4. Déployer l’e-santé
Dossier médical partagé, capteurs intelligents, objets connectés… Le déploiement de l’e-santé va révolutionner la vie des malades comme des soignants, en permettant aux patients de revenir plus tôt chez eux, de bénéficier de diagnostics plus sûrs, de médicaments dosés sur mesure, etc.
Certains hôpitaux français se lancent. Par exemple la télésurveillance des patients souffrant d’insuffisance cardiaque chronique, d’insuffisance respiratoire chronique et d’insuffisance rénale chronique est testée dans plusieurs régions. Depuis décembre, ces nouveaux actes médicaux sont reconnus et remboursés. Autre petit choc culturel, les hôpitaux de l’AP-HP ont adopté la prise de rendez-vous par internet, assurée par Doctolib. Reste à accélérer…
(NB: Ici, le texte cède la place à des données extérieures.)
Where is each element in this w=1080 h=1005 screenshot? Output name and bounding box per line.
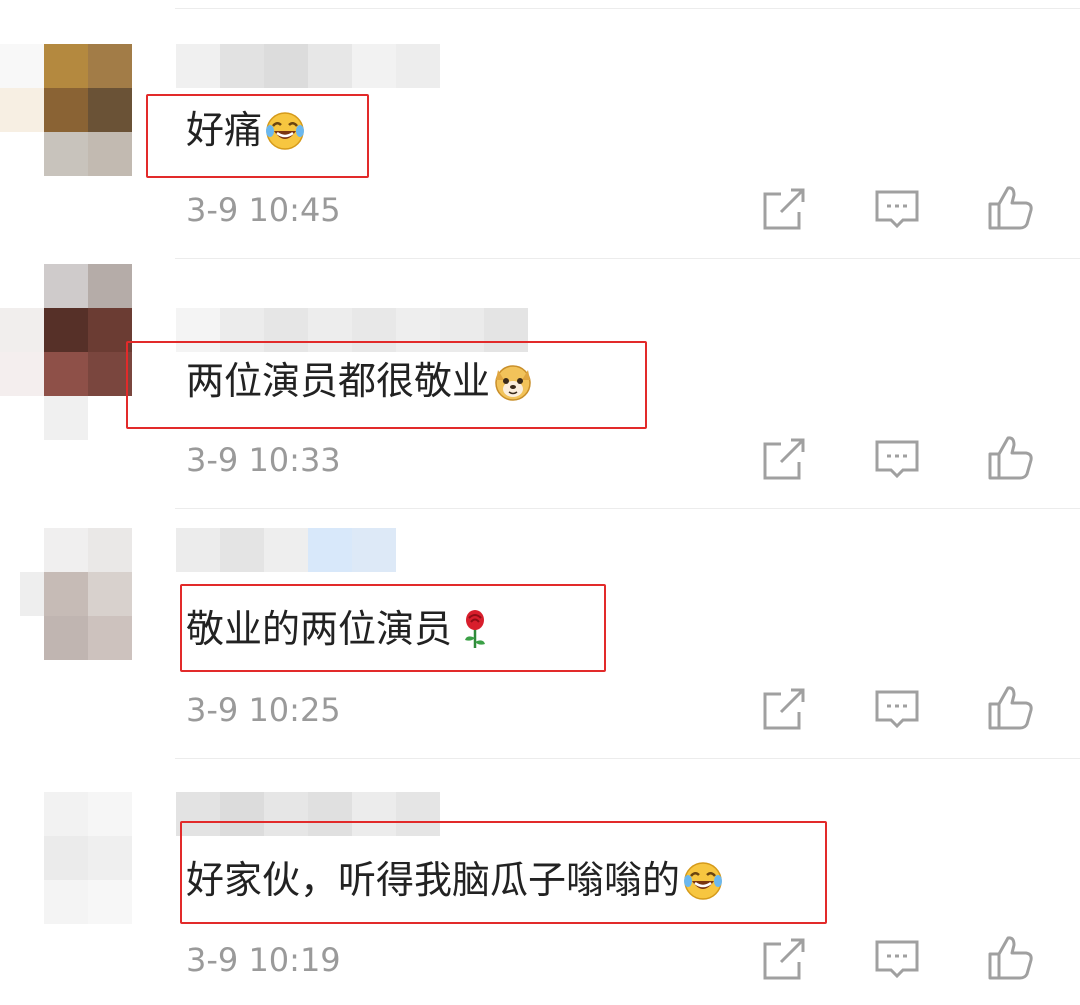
blurred-region (44, 396, 88, 440)
laughing-tears-emoji (684, 862, 723, 900)
comment-text: 敬业的两位演员 (186, 605, 496, 653)
comment-body: 敬业的两位演员 (186, 607, 453, 651)
comment-divider (175, 758, 1080, 759)
comment-timestamp: 3-9 10:33 (186, 441, 341, 479)
thumbs-up-icon (988, 686, 1033, 730)
like-button[interactable] (986, 434, 1034, 482)
laughing-tears-emoji (266, 112, 305, 150)
share-icon (763, 188, 805, 230)
share-button[interactable] (759, 936, 807, 984)
reply-comment-icon (875, 190, 919, 229)
share-button[interactable] (759, 186, 807, 234)
thumbs-up-icon (988, 936, 1033, 980)
comment-timestamp: 3-9 10:19 (186, 941, 341, 979)
username[interactable] (176, 44, 440, 88)
blurred-region (0, 88, 44, 132)
reply-comment-icon (875, 690, 919, 729)
top-divider (175, 8, 1080, 9)
share-button[interactable] (759, 436, 807, 484)
avatar[interactable] (44, 528, 132, 660)
rose-emoji (465, 610, 486, 648)
thumbs-up-icon (988, 436, 1033, 480)
comment-body: 好家伙，听得我脑瓜子嗡嗡的 (186, 858, 681, 902)
comment-body: 两位演员都很敬业 (186, 359, 491, 403)
comment-text: 两位演员都很敬业 (186, 357, 534, 405)
blurred-region (0, 352, 44, 396)
reply-button[interactable] (873, 436, 921, 484)
reply-button[interactable] (873, 936, 921, 984)
comment-timestamp: 3-9 10:45 (186, 191, 341, 229)
reply-comment-icon (875, 940, 919, 979)
reply-button[interactable] (873, 686, 921, 734)
username[interactable] (176, 528, 396, 572)
share-icon (763, 688, 805, 730)
comment-divider (175, 508, 1080, 509)
thumbs-up-icon (988, 186, 1033, 230)
like-button[interactable] (986, 684, 1034, 732)
share-icon (763, 438, 805, 480)
avatar[interactable] (44, 792, 132, 924)
like-button[interactable] (986, 184, 1034, 232)
avatar[interactable] (44, 44, 132, 176)
comment-text: 好家伙，听得我脑瓜子嗡嗡的 (186, 856, 724, 904)
blurred-region (20, 572, 44, 616)
blurred-region (0, 44, 44, 88)
avatar[interactable] (44, 264, 132, 396)
reply-button[interactable] (873, 186, 921, 234)
comment-divider (175, 258, 1080, 259)
like-button[interactable] (986, 934, 1034, 982)
doge-emoji (495, 365, 531, 401)
blurred-region (0, 308, 44, 352)
comment-timestamp: 3-9 10:25 (186, 691, 341, 729)
reply-comment-icon (875, 440, 919, 479)
share-icon (763, 938, 805, 980)
comment-body: 好痛 (186, 108, 263, 152)
share-button[interactable] (759, 686, 807, 734)
comment-text: 好痛 (186, 106, 306, 154)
5. Adopter les traitements innovants
Thérapeutique bien sûr, l’innovation passe par l’accès aux traitements de pointe, notamment dans le domaine du cancer. Sur ce chapitre, la France peut et doit mieux faire: freinés par une réglementation très lourde, les grands laboratoires pharmaceutiques ont progressivement déserté les hôpitaux français pour tester en phase précoce leurs médicaments les plus innovants. Une perte de chances pour la médecine et les patients français.
6. Réorganiser les soins
On associe l’innovation à la découverte de molécules, mais elle touche aussi l’organisation des hôpitaux. Le boîtier développé par la start-up Happytrack permet par exemple de localiser un appareil égaré dans les dédales de l’hôpital comme un échographe ou un brancard. Un objet connecté qui pourrait faire gagner 30 à 60 minutes par jour à un infirmier -une économie potentielle d’1,8 milliard d’euros pour l’ensemble des hôpitaux. L’innovation peut aussi consister à changer les façons de travailler. Venu du Danemark, un protocole chirurgical baptisé Eras (Enhanced recovery after surgery) est actuellement testé à Strasbourg. Il permet aux malades de sortir 48 heures après une chirurgie lourde et surtout de réduire les complications post-opératoires. A condition de bousculer des dogmes bien établis, comme l’idée qu’un malade doit arriver à jeun avant une anesthésie.
7. Alléger l’administratif
L’ennemi le plus redoutable des hôpitaux n’est pas visible au microscope: la paperasserie, excessivement lourde, freine l’innovation, pèse sur les comptes et empoisonne la vie du personnel. D’où le souhait émis avec force par Frédéric Valletoux. Dans la conférence inaugurale de Paris Healthcare Week, le président de la Fédération hospitalière de France (FHF) a appelé à des « mesures de simplifications législatives, tant l’empilement des normes, lois et autres réglementations devient aujourd’hui une source d’épuisement pour nos établissements mais également une source de coût non négligeable ».
Nommée mercredi, la nouvelle Ministre des solidarités et de la Santé, Agnès Buzyn, saura-t-elle répondre à ces vastes défis?